Manajemen Persis Solo angkat bicara di tengah tekanan besar menjelang laga krusial. Mereka menegaskan kondisi mental pemain masih positif dan siap tempur.
“Kami pastikan semangat pemain masih membara. Tidak ada kata menyerah,” ujar perwakilan manajemen dalam keterangan resmi, Jumat (22/5/2026).
Pernyataan ini membantah spekulasi soal menurunnya moral skuad usai serangkaian hasil kurang memuaskan di laga-laga sebelumnya.
Pertandingan di Banten International Stadium bukan sekadar laga biasa. Bagi Persis, ini adalah partai final yang wajib dimenangkan untuk menjaga asa bertahan di Super League.
Jika gagal meraih hasil maksimal, ancaman degradasi menjadi kenyataan. Sebaliknya, kemenangan membuka peluang untuk tetap bersaing musim depan.
Manajemen meminta dukungan penuh dari suporter setia untuk terus memberikan energi positif, meski laga digelar jauh dari kandang sendiri.

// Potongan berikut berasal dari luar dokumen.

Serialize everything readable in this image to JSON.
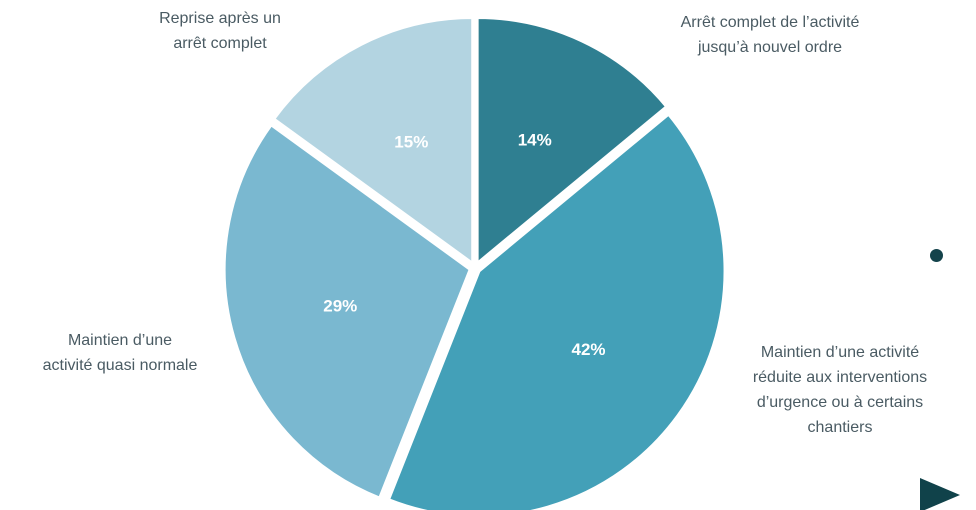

Tim pelatih menyiapkan strategi khusus untuk menghadapi tekanan laga penentuan. Pemain diminta fokus penuh dan mengesampingkan beban psikologis.
“Kami sudah evaluasi semua kekurangan. Sekarang saatnya membuktikan,” tambah sumber internal tim.
Dengan segala persiapan, laga Sabtu nanti menjadi pembuktian apakah Persis Solo mampu bangkit di momen paling krusial.